As the sun rises higher, more is revealed. Rock formations sculpted by years of erosion are illuminated, and long, convoluted shadows are cast on to giant screens formed by cliffs. Only when you notice details, such as a row of trees, or a flock of geese flying overhead, do you come to realize the true scale of the canyon. That far ridge might be 15 km away, and the mighty Colorado River - a mere stream viewed from above - is 1500 metres below.


Consisting of an inner and outer gorge, the canyon is some 450 km long in total, so it is impossible to try taking it all in at once. Far better to spend some time at one or two of the lookout points that punctuate the roads along the rim of the canyon and see the changing light from them. From Hopi Point, a short distance from the Grand Canyon Village, you can look both ways along the canyon, getting spectacular views of the scenery and watching it change colour throughout the day. You can also see the Colorado River looking deceptively small and tranquil far below.


There are a number of trails down into the canyon.

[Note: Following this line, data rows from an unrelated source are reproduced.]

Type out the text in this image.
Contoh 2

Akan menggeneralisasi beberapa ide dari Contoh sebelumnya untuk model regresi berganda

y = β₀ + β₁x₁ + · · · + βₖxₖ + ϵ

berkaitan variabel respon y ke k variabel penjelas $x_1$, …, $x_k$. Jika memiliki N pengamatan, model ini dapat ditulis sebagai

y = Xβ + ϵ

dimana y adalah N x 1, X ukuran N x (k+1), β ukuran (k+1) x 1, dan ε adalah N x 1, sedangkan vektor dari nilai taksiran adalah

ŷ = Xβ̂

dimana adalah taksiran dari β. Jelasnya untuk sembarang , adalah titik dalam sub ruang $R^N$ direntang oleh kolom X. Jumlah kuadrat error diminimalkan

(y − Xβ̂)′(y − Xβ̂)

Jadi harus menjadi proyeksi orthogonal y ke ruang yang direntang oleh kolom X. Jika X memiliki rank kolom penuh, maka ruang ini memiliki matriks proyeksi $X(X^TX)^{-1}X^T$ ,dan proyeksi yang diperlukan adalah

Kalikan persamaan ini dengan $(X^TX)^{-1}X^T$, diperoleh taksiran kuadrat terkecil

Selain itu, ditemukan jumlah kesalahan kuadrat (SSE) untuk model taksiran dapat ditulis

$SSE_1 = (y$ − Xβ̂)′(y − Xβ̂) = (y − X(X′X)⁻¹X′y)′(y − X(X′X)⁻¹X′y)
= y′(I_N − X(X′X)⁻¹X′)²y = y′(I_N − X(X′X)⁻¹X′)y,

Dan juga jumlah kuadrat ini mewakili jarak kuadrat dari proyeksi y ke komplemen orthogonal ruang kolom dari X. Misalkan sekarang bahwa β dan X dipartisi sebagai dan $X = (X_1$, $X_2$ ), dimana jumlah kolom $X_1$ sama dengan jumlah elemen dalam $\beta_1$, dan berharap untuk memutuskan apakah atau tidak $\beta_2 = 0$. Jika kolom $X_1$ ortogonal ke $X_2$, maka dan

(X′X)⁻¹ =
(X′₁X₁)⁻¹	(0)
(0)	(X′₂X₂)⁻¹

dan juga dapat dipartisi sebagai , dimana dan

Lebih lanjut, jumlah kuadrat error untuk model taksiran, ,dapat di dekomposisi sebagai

Some of the longer ones will involve camping en route but you can hike down and back up in a day on others, such as Bright Angel Trail - provided you start early enough. However, even for this shorter trail, the park authorities recommend that you break your journey at Indian Garden campsite and spread your hike over two days. Remember, it will take twice as long to walk back up the trail as it took to walk down, and it's a hard uphill slog. Those not used to exercise can hire a mule to carry them, but the ride is fairly uncomfortable. Trail-walking provides some idea of the scale of the canyon. Distances become more real as you descend, and details of the scenery unfold around you. Soon the walls of the canyon tower above you, and you realize that the landmarks that looked so close from the rim take hours to reach.


The canyon receives over a million visitors a year, although most stay only a few hours and tend to congregate on the more accessible south rim. To avoid the worst of the crowds, visit in spring or autumn. Although it will be cold at night and in the mornings, the air is clearer and you can observe the canyon in very different conditions. The weather can change suddenly, giving clear blue skies one day and a white-out blizzard the next. However, the great depth of the Canyon leads to huge temperature variations between the top and the bottom, so in the course of one day you might walk through heavy snow at the top and hot sunshine at the bottom.


The nearest major airport to the Grand Canyon is at Flagstaff, a couple of hours' drive away from the south rim. If you are coming from Las Vegas you can fly directly to Grand Canyon airport at Tusayan. There is a free bus service around the park. but hiring a car is recommended as it will give you more freedom to explore. Grand Canyon Village offers a range of accommodation. but as it is all run by the same company there is little competition in pricing. The best place there is El Tovar Lodge, which is right on the rim. It gets very booked up, though, so make a reservation well in advance.